Some call it a bubble. Some say that valuations are crazy and that the delirium around startup investments has reached an unsustainable threshold.
When you look at the macro picture of our technology-powered world and note the infancy of many areas, as well as the obvious expansion and proliferation of technologies – it less than surprising when you see a large overseas investment fund with 12 billion under management in the form of China Science & Merchants Investment Management Group (CSC) supplying AngelList with $400m for a seed fund.
This new fund, called CSC Upshot, will ride the momentum that AngelList has created from supporting $250m in investments in 650 startups, with companies such as Uber in the mix. Their network of 4,400+ investors operating across 165 “syndicates” on their platform creates a ripe environment with strong downline effect.

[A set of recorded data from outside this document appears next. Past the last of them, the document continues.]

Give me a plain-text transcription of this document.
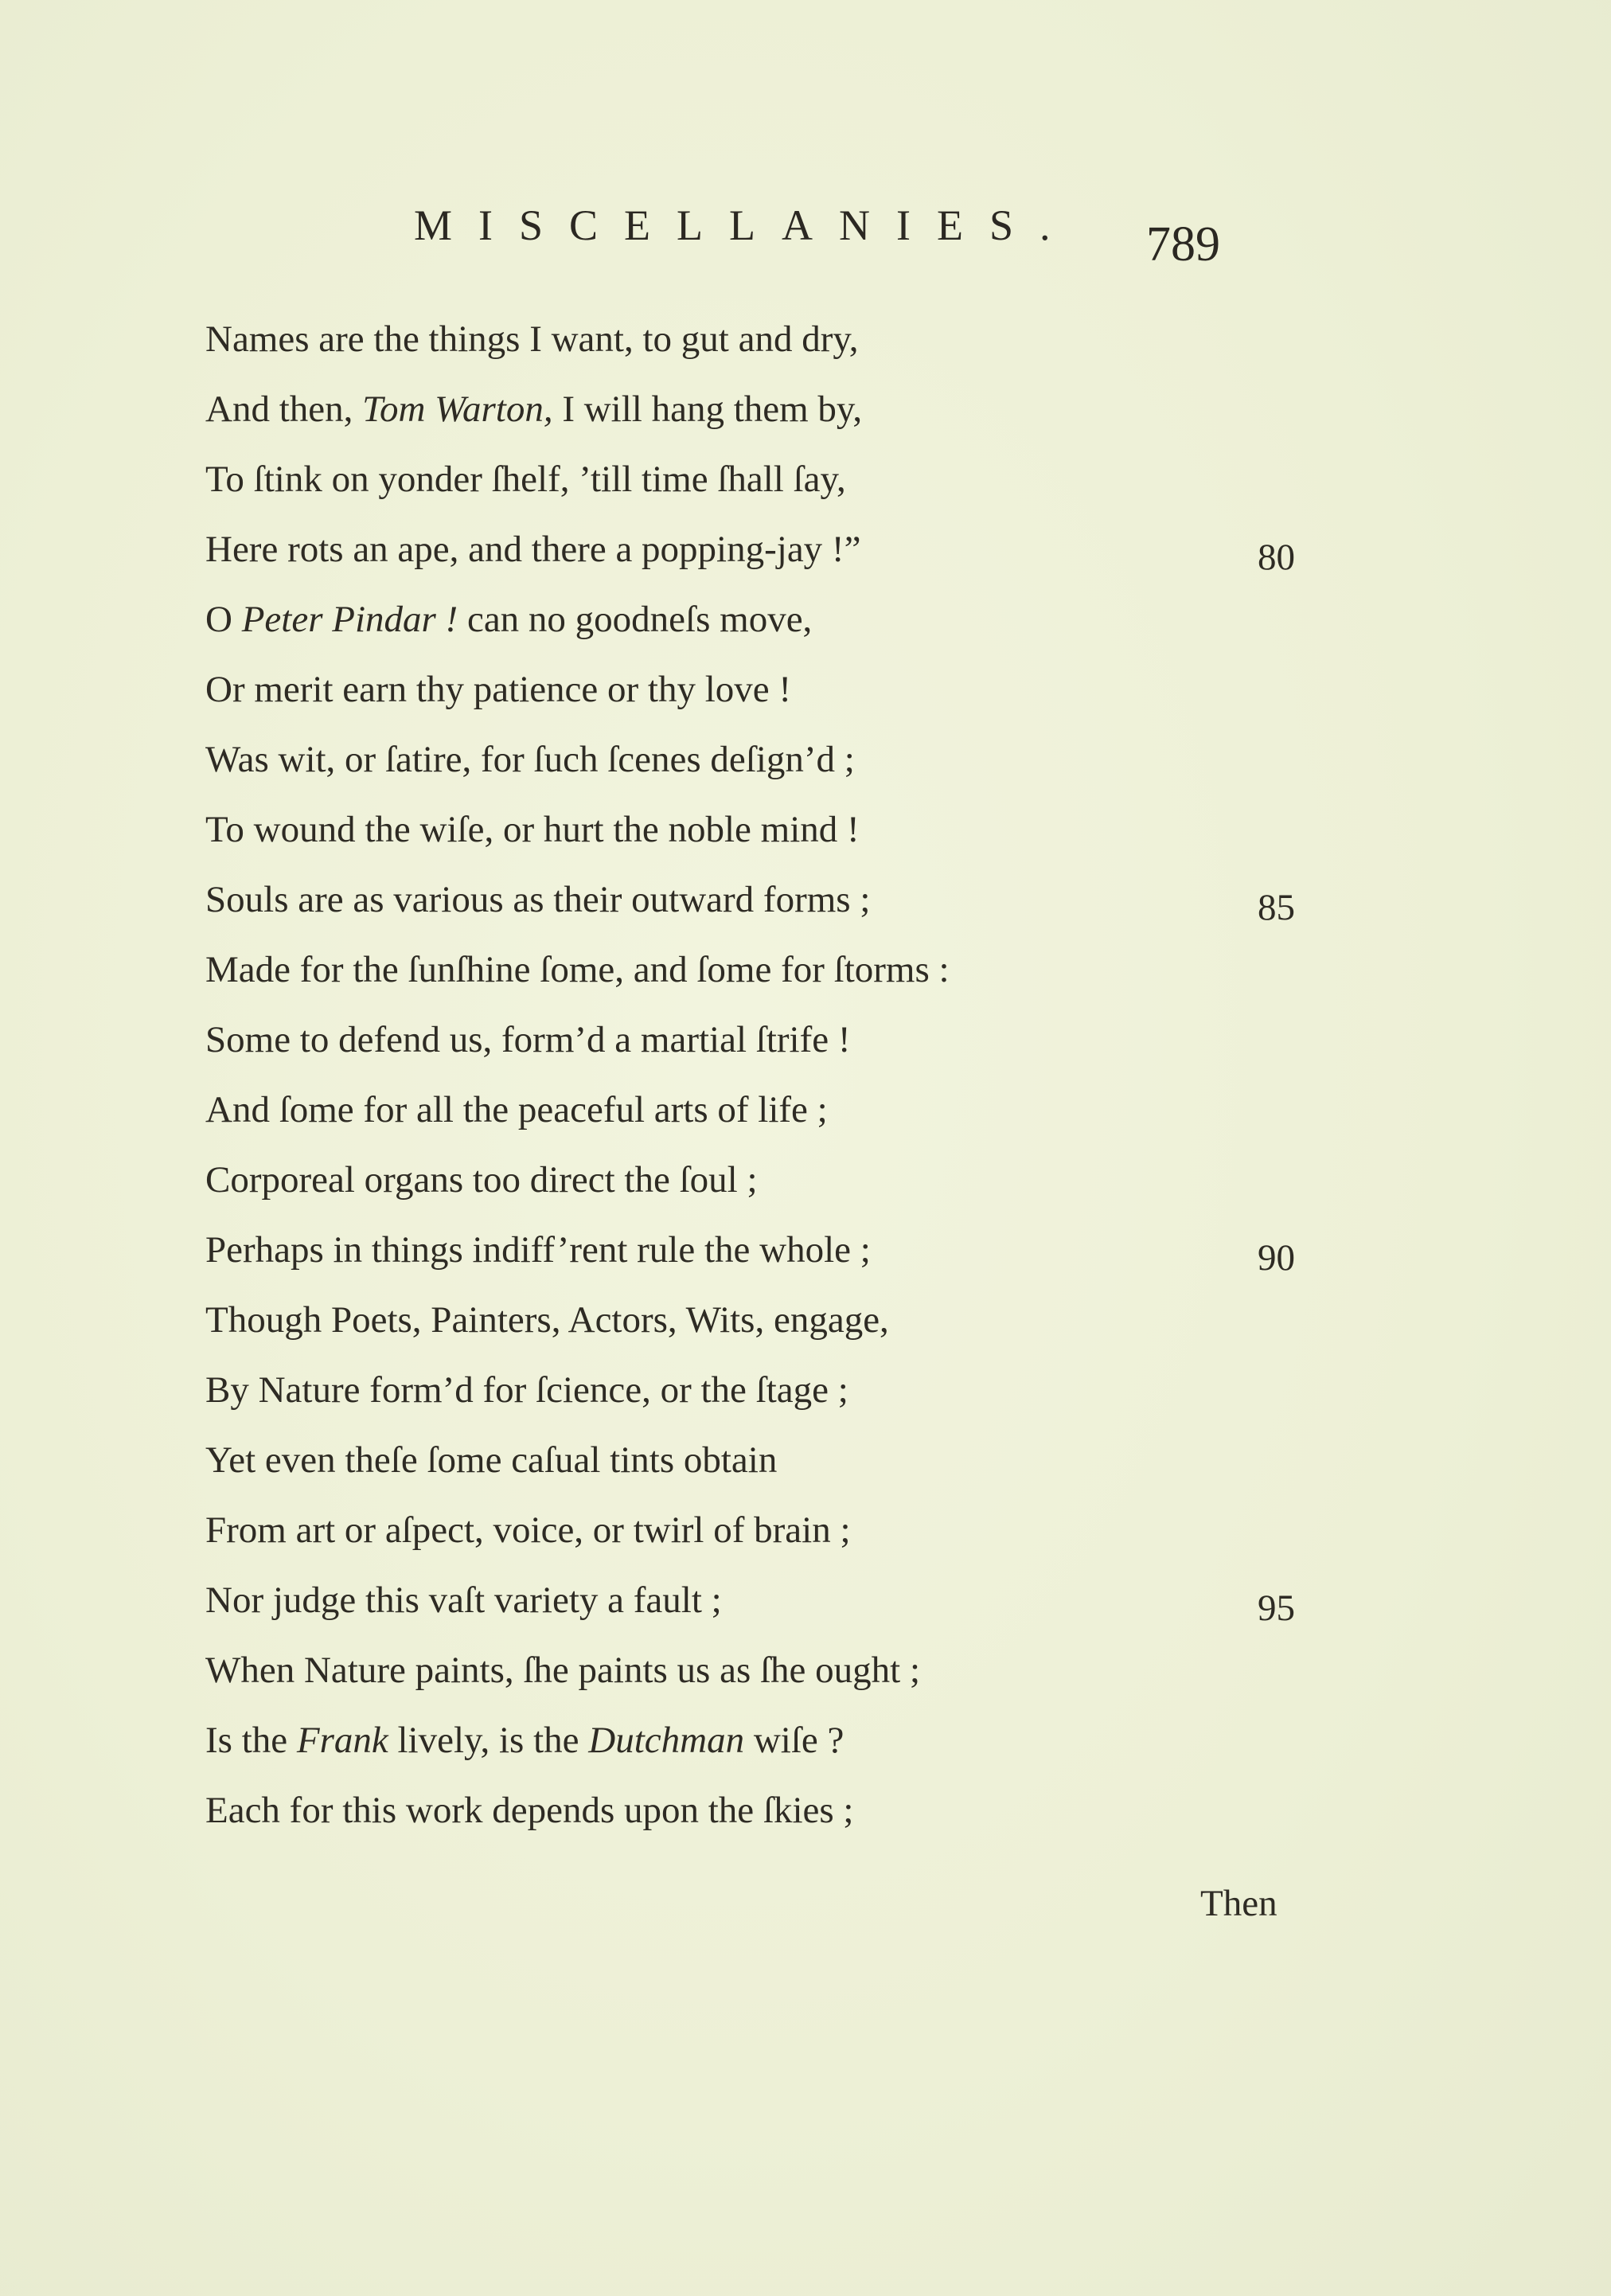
MISCELLANIES. 789
Names are the things I want, to gut and dry,
And then, Tom Warton, I will hang them by,
To ſtink on yonder ſhelf, ’till time ſhall ſay,
Here rots an ape, and there a popping-jay !”
O Peter Pindar ! can no goodneſs move,
Or merit earn thy patience or thy love !
Was wit, or ſatire, for ſuch ſcenes deſign’d ;
To wound the wiſe, or hurt the noble mind !
Souls are as various as their outward forms ;
Made for the ſunſhine ſome, and ſome for ſtorms :
Some to defend us, form’d a martial ſtrife !
And ſome for all the peaceful arts of life ;
Corporeal organs too direct the ſoul ;
Perhaps in things indiff’rent rule the whole ;
Though Poets, Painters, Actors, Wits, engage,
By Nature form’d for ſcience, or the ſtage ;
Yet even theſe ſome caſual tints obtain
From art or aſpect, voice, or twirl of brain ;
Nor judge this vaſt variety a fault ;
When Nature paints, ſhe paints us as ſhe ought ;
Is the Frank lively, is the Dutchman wiſe ?
Each for this work depends upon the ſkies ;
80
85
90
95
Then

Typically, you see billion dollar funds seeking a much different investment approach, working with companies in later stages of growth, with less risk and more economic indicators, than that which comes with more speculative early stage startups.It’s telling when you see a large fund dip their toe into early stage investments, almost conflicting with their proven growth stage investment DNA.

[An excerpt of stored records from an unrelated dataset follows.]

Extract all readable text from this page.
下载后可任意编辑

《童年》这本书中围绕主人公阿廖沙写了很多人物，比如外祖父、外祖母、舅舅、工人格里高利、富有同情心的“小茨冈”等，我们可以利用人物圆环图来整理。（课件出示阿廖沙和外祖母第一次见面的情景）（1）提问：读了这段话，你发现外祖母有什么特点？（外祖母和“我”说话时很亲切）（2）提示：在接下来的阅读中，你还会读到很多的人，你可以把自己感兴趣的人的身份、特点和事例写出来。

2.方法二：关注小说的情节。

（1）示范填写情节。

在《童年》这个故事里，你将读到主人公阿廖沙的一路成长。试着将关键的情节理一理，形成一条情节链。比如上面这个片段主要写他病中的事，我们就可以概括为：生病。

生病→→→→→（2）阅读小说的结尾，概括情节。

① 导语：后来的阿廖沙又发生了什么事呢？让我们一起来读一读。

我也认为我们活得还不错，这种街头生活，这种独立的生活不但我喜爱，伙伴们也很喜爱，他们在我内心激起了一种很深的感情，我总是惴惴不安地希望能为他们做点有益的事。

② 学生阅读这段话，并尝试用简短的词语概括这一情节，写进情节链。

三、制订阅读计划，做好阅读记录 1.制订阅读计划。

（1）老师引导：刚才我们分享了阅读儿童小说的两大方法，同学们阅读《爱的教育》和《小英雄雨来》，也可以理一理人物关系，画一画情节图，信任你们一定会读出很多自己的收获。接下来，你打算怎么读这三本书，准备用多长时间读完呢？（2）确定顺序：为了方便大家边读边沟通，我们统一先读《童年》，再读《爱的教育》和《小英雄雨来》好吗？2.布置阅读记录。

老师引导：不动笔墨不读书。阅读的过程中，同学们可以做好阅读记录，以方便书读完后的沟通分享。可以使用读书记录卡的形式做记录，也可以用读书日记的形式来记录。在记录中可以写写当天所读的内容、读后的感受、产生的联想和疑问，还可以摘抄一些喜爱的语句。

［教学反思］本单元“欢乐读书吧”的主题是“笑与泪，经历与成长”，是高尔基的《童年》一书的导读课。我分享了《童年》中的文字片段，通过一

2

In a time where Chinese public equity markets experience such a decline, we’re seeing more companies putting money into North American businesses, in the likes of Alibaba placing $200m in Snapchat, and China’s Uber-rival, Didi Kuaidi putting $100m into Lyft. Many smaller deals fall under the radar, and most startup companies in North America do not have ready access to Asian capital investment opportunities.
AngelList co-founder Naval Rainkant offered up his thoughts in saying, “Firms often raise more money to get more fees. But with our model, we can just add more syndicate leads so we can keep putting money into the same kind of companies at the same stage. CSC Upshot is about Chinese LPs expanding globally and showing that Chinese companies can go out globally and compete in a way that gets them exposure at the very earliest stage, instead of waiting for the Series D round.”
AngelList was originally offered a billion dollars for this same fund, but to avoid the risk of completely flooding the market, the deal arrived at a more palatable $400 million. The plan is to spread the investment out over 6 to 8 years, investing around $30-40m in the first year, to see how the investment method can scale without concern.